Zev sighed. "After the outbreak—or, when they told me there was one—I recorded messages for the hierarchy, describing how you were to manage without me, and why I was allowing the humans to come through more often. I believed they were taking medications and assistance to you—along with my messages. Nick was terrified of risking me before they were certain I was immune. But I did keep asking.
"As I understood it, you knew exactly what was going on. What changed it all was when… when he told me that they'd been forced to bring a hundred or more Chimera back to this world, to treat them more effectively. They said that they were trying to contain the outbreak, stop it spreading. And they told me… told me that the males were stronger against it. That they'd left most of the males back in Thana, along with the healthy females and young.
"I thought… I thought our people were split. I asked to see those that had been brought through. But Nick wouldn't let me risk getting this terrible disease. He said once they were healthy he'd start letting me meet with them one by one.
"But over months, the only ones I saw were females—younger females, never mated. And Nick told me… told me that the bond never took for them. That I wasn't creating any problems for them. That having my pups was going to change the genetics of the wolf pack and allow them to study, so they could figure out the gene switch—that's what he called it. He said genes were things they could turn on and off, and that they had to identify how to flip the one that stopped me from getting ill, so they could switch it in others. And I fell for it…"
He heard his own words and they made him ill. How he hadn't seen this sooner, how he hadn't realized for so long… he shook his head and bit back tears. He had not only failed Sasha, he'd failed his people. And he was back now to put it right. To correct what he could, and to ensure that his people were never put in that position again.
Zev dropped his head into his hands, unable to look at any of them. "I sent a message six months in that I felt a new Alpha should be chosen and followed. Someone who was on the ground here and could see what was needed. I urged you to caution about the process. Not to weaken yourselves. I thought… I'd been told you were being loyal and waiting. It was all lies," he spat. "All lies. And I fell for it. I will not again!" He lifted his head then to meet their eyes, to let them see that he understood what he'd done, that he knew he'd failed them. And he was determined to never see it happen again.

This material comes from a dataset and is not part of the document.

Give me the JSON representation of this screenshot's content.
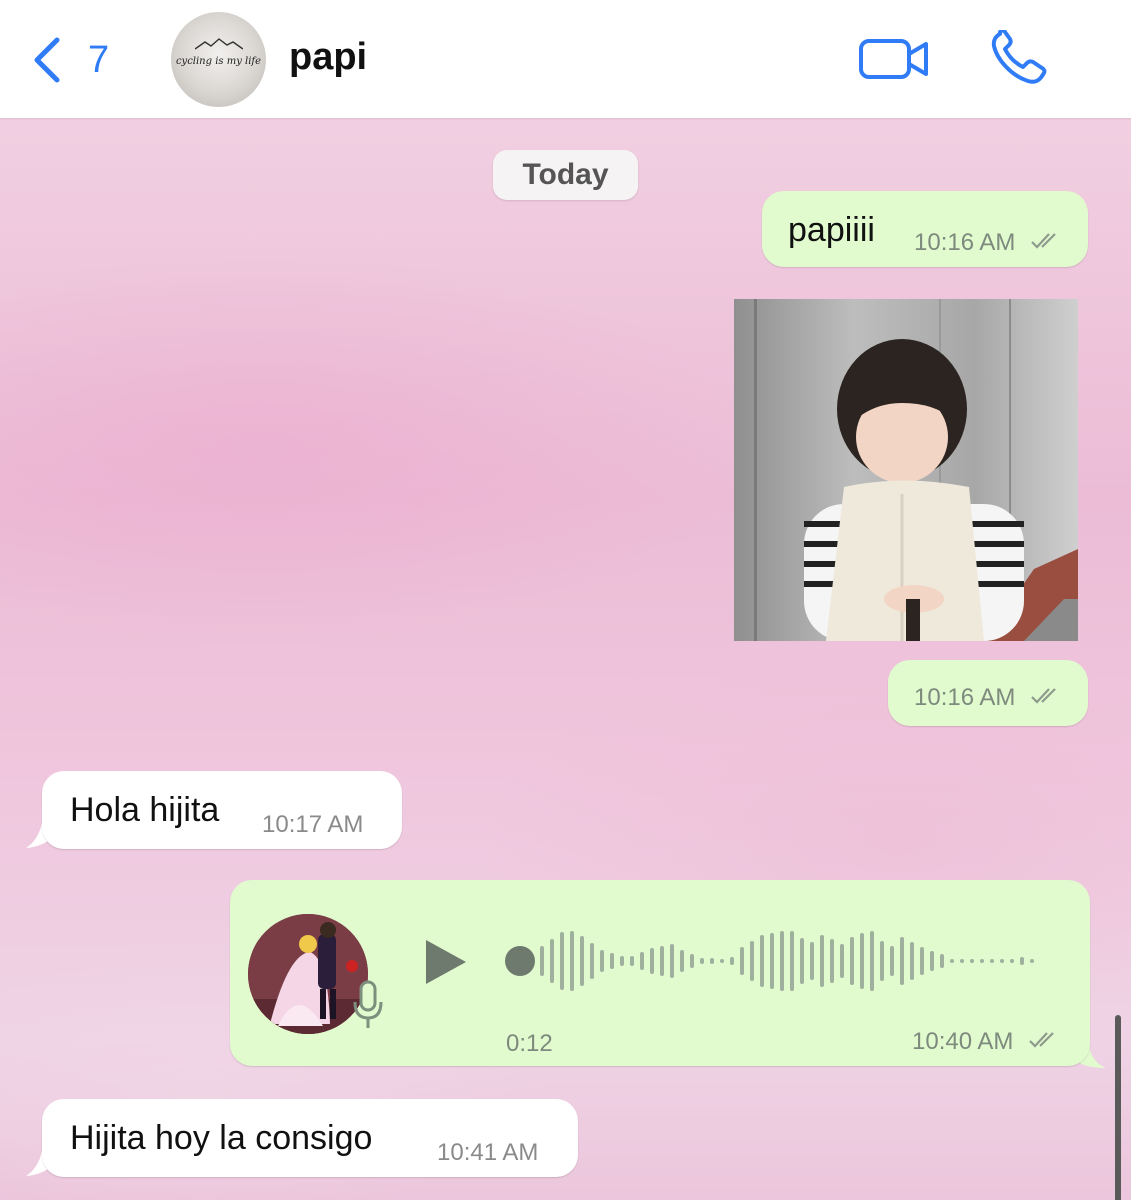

"I ask for your forgiveness," he asked. "Over time I was depressed and… hollowed out by all of this. I'd spent so much time stifling everything I felt and thought that I was turning into one of their machines. I was certain you were all better off without me. I… I gave up. I thought I hadn't been able to fix what was broken, so I left you. It was wrong, and I regret it. But you need to be certain," he snarled, "I did not understand what had happened here. Had I done so, I would have fought to the death to return, to stop the… the enslavement of our people. And now… I intend to do that now. I will make this up to you. I will correct the mistakes that I made.. And I will not leave you in human hands, ever again."